La directrice principale en économie et politique publique chez PWC Canada, Rosemarie Bégin, entrevoit aussi «beaucoup d’incertitude».
«Donald Trump va vouloir rebâtir son mur de tarifs. Ça peut donc impliquer des nouvelles mesures qui seraient peut-être à portée plus large», affirme-t-elle en entrevue.
En réaction à la décision, le président américain a annoncé son intention d’imposer des droits de douane mondiaux de 10 % en invoquant l’article 122 de la Loi sur le commerce de 1974. Ceux-ci ne peuvent rester en place que pendant 150 jours, à moins que le Congrès vote pour prolonger cette période.
La professeure titulaire à la Faculté de droit de l’Université d’Ottawa, Geneviève Dufour, confirme que la décision du tribunal ne change rien pour les secteurs clés de l’économie québécoise, sauf de mettre en colère le président américain.
«M. Trump va peut-être décider de s’en prendre davantage à certains secteurs. Il va peut-être aussi s’en prendre à certains partenaires.

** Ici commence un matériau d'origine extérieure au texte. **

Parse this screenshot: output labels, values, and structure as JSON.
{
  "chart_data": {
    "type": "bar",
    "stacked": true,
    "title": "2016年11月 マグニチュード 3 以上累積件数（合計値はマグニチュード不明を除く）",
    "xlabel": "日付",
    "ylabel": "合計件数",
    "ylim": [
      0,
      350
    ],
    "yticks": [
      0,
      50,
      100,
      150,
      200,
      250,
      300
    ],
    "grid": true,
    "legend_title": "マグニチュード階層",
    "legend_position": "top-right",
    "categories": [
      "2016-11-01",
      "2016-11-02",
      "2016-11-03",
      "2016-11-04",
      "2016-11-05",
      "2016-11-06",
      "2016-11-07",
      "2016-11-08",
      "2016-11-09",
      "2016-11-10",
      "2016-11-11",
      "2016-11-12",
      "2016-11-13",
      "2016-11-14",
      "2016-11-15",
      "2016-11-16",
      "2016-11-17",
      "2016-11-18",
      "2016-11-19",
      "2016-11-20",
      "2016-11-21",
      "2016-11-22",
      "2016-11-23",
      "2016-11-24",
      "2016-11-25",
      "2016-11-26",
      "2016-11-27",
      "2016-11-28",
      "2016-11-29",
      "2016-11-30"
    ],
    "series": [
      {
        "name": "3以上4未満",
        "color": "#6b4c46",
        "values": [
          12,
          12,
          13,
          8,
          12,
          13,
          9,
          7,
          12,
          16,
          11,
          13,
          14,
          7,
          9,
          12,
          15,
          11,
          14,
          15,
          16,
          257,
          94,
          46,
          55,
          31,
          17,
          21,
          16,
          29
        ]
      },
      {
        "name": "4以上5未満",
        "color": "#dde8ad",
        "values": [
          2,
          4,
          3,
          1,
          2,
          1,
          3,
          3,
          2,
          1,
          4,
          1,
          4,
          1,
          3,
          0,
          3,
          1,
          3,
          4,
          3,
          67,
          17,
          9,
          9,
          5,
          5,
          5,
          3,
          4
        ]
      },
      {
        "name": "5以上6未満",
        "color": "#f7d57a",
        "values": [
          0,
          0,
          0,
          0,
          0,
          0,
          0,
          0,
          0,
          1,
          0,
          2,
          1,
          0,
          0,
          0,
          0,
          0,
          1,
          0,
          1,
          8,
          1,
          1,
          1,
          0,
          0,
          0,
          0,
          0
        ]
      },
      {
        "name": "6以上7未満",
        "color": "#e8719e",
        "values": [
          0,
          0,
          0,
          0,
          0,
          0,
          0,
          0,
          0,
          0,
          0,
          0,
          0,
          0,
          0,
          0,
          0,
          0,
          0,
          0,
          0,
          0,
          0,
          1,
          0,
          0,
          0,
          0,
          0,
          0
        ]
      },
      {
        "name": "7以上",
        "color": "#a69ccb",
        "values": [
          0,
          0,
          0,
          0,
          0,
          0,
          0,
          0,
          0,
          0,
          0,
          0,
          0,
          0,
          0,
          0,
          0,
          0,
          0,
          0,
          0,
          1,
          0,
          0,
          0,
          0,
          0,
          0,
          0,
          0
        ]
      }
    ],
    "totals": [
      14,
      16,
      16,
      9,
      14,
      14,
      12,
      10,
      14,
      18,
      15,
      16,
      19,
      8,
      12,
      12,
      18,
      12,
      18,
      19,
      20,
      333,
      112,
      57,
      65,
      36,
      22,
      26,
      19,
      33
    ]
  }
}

On ne peut pas prédéterminer ce qu’il va faire», affirme la titulaire de la Chaire de recherche en droit du commerce durable, responsable et inclusif.
«De toute évidence, la conférence de presse qu’il a donnée cet après-midi nous fait croire qu’ il est très fâché et j’ai l’impression que ça n’en restera pas là», poursuit-elle.
Les véhicules juridiques qu’il souhaite utiliser pour imposer des droits de douane ne seront pas nécessairement appropriés, dit la spécialiste. Citant des collègues, elle indique que des contestations sont déjà à prévoir contre le recours à l’article 122.
Les développements de vendredi renforcent l’importance de la diversification des entreprises, soutient Mme Bégin.
«Il y a cette idée-là qu’on doit miser sur la résilience de notre économie, et selon moi, cette trajectoire-là ne doit pas changer. On conseille à nos clients de continuer à diversifier leurs marchés, à trouver de nouveaux débouchés», évoque-t-elle.